While technology may keep women looking around 30, reality marches onward with the ticks of biological time. Thus enter the new baby dolls. These are baby dolls that even cry and cough. There are several companies making such dolls. One company, Reborn Babies, was profiled in more than one documentary. One documentary features a couple in which the woman predictably has no children but bought several dolls. The customer dressed her dolls twice a day. She admitted they helped her let out her maternal desires. But no one called a psychiatrist as someone did in the fictional scenario of Lars and the Real World…In reality we have become more delusional than even what happens in the fantastic world of movies.  We have become so delusional that we need to hope for the day life begins to imitate art because art can now nearly perfectly imitate life.
Yet, if there has ever been a time to put down our toys, it is now. Every day even the primped and eerily frozen faced lady newscasters must touch upon what happens in reality.

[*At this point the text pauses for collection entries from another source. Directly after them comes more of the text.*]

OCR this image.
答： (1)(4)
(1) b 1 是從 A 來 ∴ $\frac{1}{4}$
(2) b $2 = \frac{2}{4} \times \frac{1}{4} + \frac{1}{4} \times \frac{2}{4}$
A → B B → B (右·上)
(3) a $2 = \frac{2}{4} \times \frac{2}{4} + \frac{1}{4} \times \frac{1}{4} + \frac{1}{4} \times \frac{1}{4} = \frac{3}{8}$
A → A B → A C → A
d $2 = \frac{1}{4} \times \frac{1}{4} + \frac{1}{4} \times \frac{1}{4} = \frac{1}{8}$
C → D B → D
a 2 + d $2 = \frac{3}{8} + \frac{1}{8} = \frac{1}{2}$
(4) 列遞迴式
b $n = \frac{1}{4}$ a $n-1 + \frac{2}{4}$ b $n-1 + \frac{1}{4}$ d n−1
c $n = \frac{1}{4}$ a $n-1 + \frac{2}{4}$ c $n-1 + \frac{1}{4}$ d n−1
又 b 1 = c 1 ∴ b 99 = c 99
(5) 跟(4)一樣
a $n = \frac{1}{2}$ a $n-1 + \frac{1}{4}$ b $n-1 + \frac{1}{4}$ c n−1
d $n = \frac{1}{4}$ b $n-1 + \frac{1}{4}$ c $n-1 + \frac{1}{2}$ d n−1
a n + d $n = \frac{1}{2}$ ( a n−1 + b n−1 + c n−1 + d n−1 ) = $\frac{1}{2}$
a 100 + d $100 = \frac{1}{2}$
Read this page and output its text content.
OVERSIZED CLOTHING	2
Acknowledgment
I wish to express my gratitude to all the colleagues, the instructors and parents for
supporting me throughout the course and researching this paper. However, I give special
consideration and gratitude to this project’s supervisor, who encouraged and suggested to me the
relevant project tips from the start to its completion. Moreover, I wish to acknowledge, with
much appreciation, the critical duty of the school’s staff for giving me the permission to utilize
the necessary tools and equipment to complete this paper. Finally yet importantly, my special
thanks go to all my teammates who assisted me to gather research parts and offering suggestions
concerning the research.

How many refugees? How many people made homeless? How many children will go hungry tonight? The world does not lack people we should be caring about: real people who need love. They need not the abstracted “maternal” love a baby doll could elicit, but the real parent like love that worries about children…children who desperately need help and action. What an absurd insult to our humanity that our ‘system’ hands us plastic dolls, while we forget real children starving.